Pasé 12 años aguantando sus maltratos y soñando que un día todo cambiaría, como pasa en las novelas. Me quedé literalmente en bolas. Perdí mi casa, mis ahorros, a mis amigos y familia. Pero me quedó lo más importante ¿Saben qué es? La vida.

Todo empezó una noche de año nuevo. Yo tenía 17 años y hacía poco había perdido a mi viejo de una enfermedad terminal y cruel. Me sentía muy sola. Fue entonces que le abrí mi corazón.

Era encantador. Me había olvidado lo que era reírse, y él me lo recordó, así que nos volvimos inseparables en muy poco tiempo. Teníamos muchísimos planes a futuro y éramos la pareja ideal.

Como dice el dicho “lo bueno dura poco”, y esta no fue la excepción. Me enteré que era adicto a las drogas. Lejos estaba de mí alejarme, por eso me propuse curarlo. A partir de allí todo cambió.

Por supuesto prometió que las dejaría, pero nunca lo hizo. Y como si eso fuera poco,  empezó a maltratarme psicológicamente. Todo lo que yo hacía lo alteraba, no servía para nada y todo me quedaba horrible. Hasta llegó a decirme que era fea. Siempre me preguntaba que haría yo sin él ¿Quién me iba a aguantar si era una insoportable?

Pensé que la convivencia calmaría un poco el asunto pero lo empeoró. Podíamos pasar hasta tres días sin hablarlos y a él no le afectaba, le daba igual mi presencia. Mientras, el maltrato se incrementaba.

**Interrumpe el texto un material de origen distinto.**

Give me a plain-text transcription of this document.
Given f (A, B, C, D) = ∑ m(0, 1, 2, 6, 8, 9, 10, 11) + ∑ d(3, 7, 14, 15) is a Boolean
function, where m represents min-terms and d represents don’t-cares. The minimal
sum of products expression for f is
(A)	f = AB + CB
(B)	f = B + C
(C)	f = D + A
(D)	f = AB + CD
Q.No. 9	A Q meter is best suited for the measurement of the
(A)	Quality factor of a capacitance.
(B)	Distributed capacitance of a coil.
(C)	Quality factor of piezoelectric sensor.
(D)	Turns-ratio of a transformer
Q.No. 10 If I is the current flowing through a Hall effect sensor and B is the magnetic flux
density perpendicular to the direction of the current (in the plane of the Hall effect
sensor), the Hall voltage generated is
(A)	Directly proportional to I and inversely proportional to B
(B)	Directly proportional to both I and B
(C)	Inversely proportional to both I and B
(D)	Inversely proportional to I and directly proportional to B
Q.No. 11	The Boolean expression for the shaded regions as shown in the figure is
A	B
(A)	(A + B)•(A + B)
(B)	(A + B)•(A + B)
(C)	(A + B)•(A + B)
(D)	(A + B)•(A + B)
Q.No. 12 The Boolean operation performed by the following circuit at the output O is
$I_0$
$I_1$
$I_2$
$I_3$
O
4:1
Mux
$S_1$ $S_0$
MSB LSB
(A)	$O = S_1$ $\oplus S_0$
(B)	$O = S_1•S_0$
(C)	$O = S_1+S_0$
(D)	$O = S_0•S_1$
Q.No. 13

Un día llegó con la idea de tener un hijo, yo por supuesto le dije que sí. Estaba muy contenta pensando que cambiaría por completo la relación. Buscamos un bebé durante 4 largos años pero nunca llegó, hoy agradezco que haya sido así. Él solía hacer comentarios como “Yo hago bien mi trabajo pero vos no ¿Qué pasa que no podes embarazarte?” A mí me partía el alma, realmente quería tener un hijo y me hacía creer que era mi culpa. Creo que este tipo de personas hace sentir culpable al otro para la propia negación.

Seguía pasando el tiempo y mi vida estaba condenada a estar con alguien que no me merecía.

En una oportunidad, hice algo que no le gustó y me escupió en la cara. No puedo describir el malestar que sentí. Lloré en silencio y sentía vergüenza de mi misma. La vida se me estaba yendo, o mejor dicho, él se la estaba llevando con mi consentimiento.

No podía contarle a nadie lo que me pasaba ya que a  la vista de los demás éramos dos tortolitos que se amaban profundamente.

Había momentos en los que era encantador, entonces tenía la esperanza de que volviera a ser aquel caballero del que me había enamorado, pero comprendí que eso nunca sucedería.

Yo solo quería ser feliz, y pude serlo cuando me separé.